Comment: What Is Life?
Erwin Schrodinger
This book is the compilation of a series of lectures by a Nobel Luareate in quantum physics and attempts to reconcile the biological requirements of living cells to the probabalistic nature of the atom as defined by quantum mechanics. These lectures were originally give in the 1940's and 50's prior to the discovery of DNA, RNA, gene mapping, and other techniques taken for granted by today's biologists.
The basic tenant of quantum physics is that all atomic structure can be described only by the mathematics of probability. The exact orbit of an electron or its velocity cannot be determined. One can only state the probability of the location or velocity. Protons and neutrons are thought to change back and forth into one another in a random fashion. The very process of physical measurement introduces errors which preclude accurate measurements. This is modern physics - random events governed by probabilities.
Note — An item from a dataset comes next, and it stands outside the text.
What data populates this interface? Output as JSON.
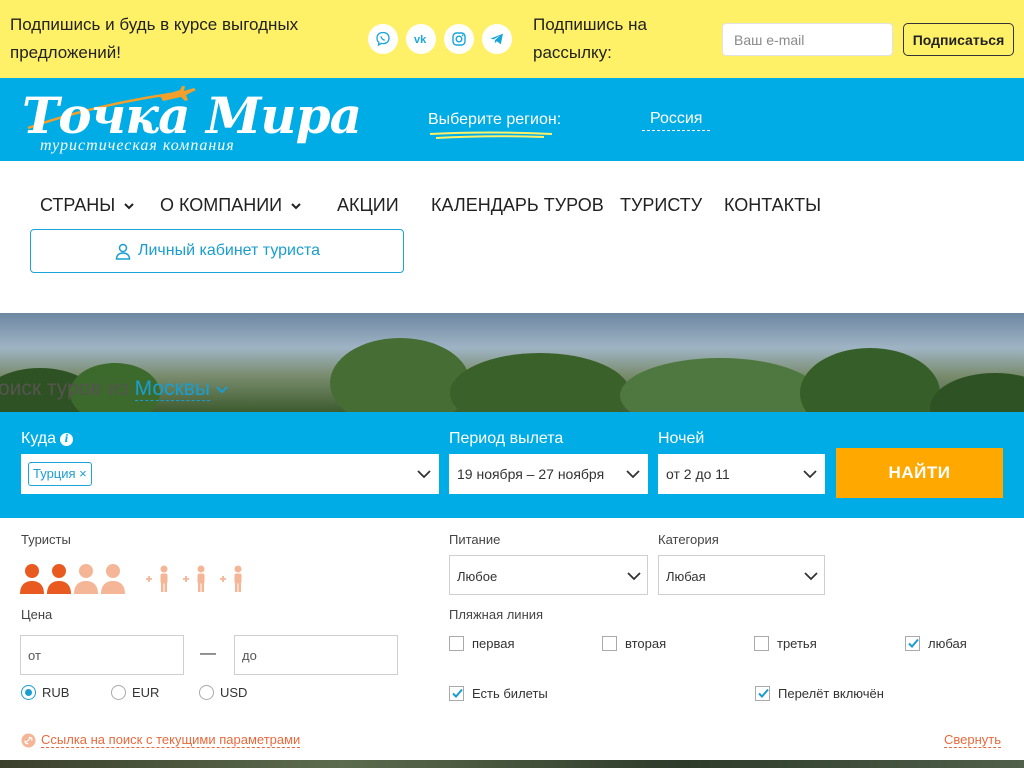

Compare this to the biology of living cells. Genetics reproduce specific inherited characteristic for generations. Why does the random atomic behavior not interrupt or change genetic traits? How does humanity think logically using randomly behaving atoms and hence molecules and compounds?
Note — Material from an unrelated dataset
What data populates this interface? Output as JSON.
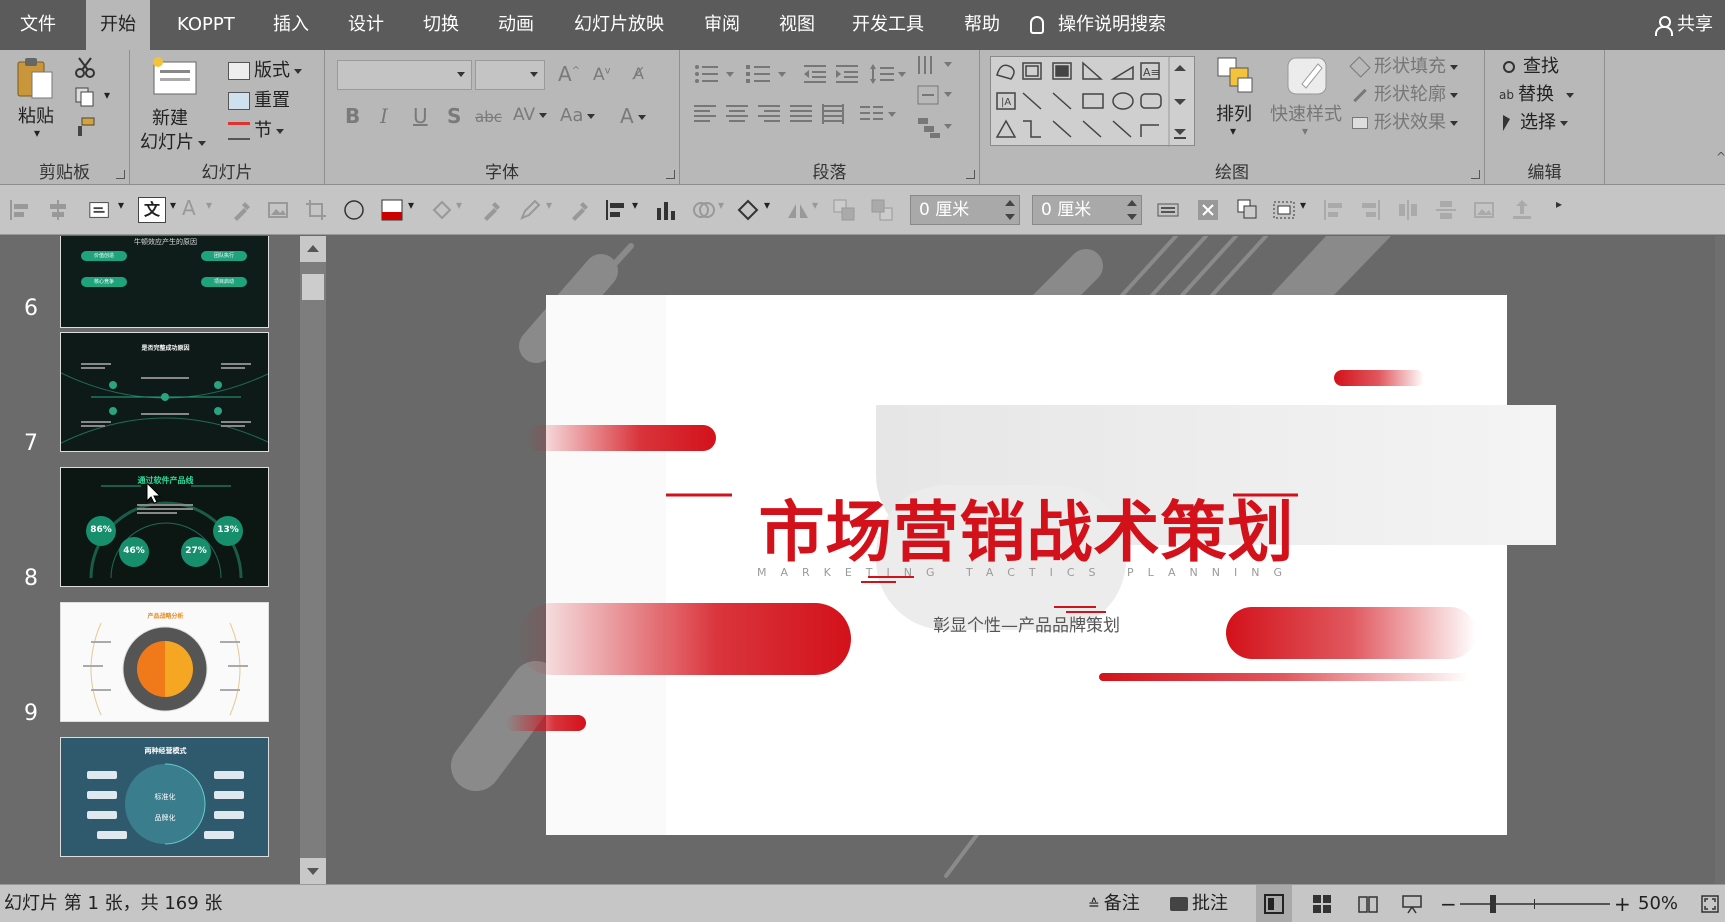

This little book attempts and succeeds in theoretically reconciling these two worlds. The author predicts the structure of DNA. He anticipates current studies in how small numbers of randomly acting atoms are constrained to be deterministic. In the latter lectures, he enters the world of metaphysics to discuss "Mind and Matter, Determinism and Free Will, Ethics, and Science and Religion."
This book is less than 300 pages long, but encylopic in scope. Be warned that it must be savored to be understood. It cannot be speed read nor can it be read only once to be understood.
Finally, two much later in time companion books are "The Quantum Self" and "The Dancing Wu Li Masters" expand the concepts presented by this book. Both are available from Amazon.
Joseph I. Schwartz,
April 23, 1997
Rating: 4
Summary: Scaled up quantum theory that tries...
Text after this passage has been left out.